As is well known, the dealings by Xbox to acquire Activision Blizzard they still can’t be shut down, and that’s because global regulators aren’t as convinced yet to give their approval. And now, the CEO of the gaming application himself has mentioned what will happen if the transaction is ultimately blocked.
Phil Spencer was in the UK to talk to the Markets and Competition Authoritywhere comments such as selling to call of duty, agreement to which they clearly did not agree. That is where he mentioned that it would not be greatly affected if the deal is not closed, since it is not considered a key piece for the future of the brand.
This is what he mentioned to outlets like the Times in a recent interview:
This is an important acquisition for us. It’s not a long-term linchpin: Xbox will exist if this deal doesn’t go through.

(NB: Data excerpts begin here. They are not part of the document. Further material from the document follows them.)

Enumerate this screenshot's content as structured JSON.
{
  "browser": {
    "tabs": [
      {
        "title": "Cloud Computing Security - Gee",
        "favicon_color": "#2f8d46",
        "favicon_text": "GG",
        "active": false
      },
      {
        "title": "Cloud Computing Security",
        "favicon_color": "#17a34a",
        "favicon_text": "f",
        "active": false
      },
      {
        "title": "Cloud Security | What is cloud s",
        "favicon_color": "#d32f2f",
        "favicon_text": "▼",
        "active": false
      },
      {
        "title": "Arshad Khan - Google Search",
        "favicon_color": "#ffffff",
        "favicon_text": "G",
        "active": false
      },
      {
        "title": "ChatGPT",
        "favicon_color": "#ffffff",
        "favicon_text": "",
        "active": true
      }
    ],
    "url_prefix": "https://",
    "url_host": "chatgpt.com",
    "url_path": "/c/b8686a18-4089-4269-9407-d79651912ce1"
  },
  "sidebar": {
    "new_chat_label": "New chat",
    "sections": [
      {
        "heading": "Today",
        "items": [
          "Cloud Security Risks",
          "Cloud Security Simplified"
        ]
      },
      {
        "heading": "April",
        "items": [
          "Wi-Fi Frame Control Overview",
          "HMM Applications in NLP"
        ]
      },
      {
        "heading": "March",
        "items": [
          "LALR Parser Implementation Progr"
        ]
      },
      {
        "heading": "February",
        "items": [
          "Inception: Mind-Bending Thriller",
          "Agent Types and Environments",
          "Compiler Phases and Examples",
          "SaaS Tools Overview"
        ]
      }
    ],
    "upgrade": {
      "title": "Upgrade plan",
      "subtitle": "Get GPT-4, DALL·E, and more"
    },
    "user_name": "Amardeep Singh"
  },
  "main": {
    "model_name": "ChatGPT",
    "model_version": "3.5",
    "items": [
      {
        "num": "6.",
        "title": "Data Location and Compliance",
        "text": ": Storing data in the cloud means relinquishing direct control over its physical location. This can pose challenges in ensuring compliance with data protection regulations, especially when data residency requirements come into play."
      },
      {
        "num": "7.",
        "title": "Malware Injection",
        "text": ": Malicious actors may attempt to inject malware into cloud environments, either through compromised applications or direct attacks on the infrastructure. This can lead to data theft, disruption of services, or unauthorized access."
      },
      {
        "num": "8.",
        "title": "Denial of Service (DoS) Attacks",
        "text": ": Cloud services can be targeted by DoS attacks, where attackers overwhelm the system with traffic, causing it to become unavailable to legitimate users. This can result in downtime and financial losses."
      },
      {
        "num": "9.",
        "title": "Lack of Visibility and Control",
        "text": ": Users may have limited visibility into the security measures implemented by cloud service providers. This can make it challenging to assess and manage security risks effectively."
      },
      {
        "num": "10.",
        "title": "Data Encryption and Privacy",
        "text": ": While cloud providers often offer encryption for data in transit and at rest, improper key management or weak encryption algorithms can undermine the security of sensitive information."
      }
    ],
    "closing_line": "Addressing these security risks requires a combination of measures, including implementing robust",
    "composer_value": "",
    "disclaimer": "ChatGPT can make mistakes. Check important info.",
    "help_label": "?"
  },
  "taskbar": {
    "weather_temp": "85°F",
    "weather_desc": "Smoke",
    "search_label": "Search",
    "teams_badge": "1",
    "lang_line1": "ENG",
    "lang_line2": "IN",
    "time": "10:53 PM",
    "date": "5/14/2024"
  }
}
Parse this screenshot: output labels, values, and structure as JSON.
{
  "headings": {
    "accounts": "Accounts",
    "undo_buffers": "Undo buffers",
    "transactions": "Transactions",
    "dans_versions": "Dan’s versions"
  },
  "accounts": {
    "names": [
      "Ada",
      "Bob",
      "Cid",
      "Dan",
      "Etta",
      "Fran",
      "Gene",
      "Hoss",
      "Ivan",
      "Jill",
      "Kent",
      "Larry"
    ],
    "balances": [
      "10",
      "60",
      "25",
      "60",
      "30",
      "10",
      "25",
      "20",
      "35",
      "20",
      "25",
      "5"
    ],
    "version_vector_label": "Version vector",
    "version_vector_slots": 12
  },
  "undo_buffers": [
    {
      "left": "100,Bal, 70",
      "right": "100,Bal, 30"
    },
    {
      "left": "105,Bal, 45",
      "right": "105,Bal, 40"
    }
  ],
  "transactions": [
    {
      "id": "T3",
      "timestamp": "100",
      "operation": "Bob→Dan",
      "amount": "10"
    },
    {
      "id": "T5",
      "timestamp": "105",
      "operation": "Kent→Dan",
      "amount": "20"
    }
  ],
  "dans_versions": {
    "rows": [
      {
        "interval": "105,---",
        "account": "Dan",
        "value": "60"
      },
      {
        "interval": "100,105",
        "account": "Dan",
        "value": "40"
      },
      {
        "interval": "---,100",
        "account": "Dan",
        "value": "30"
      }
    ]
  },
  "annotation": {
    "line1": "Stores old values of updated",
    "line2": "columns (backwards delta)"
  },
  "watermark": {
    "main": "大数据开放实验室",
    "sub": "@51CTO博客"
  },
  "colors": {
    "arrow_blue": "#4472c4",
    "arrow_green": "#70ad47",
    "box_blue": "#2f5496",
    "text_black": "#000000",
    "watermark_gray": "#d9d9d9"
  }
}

It is worth mentioning that once again call of duty is consolidated as that important element by which the regulators consider that when buying Activision Blizzard It can be considered as a monopoly. However, Microsoft reiterates its commitment to bring the game to more places, including Nintendo switches and platforms like GeForce Now.
For now, there is little time left before the regulators reach their final verdict.
Via: VGC
Editor’s note: These news are a bit tiring when they appear week by week, so many of us hope that this time will close soon, whether it is canceled or approved. We’ll see what will happen in a few weeks.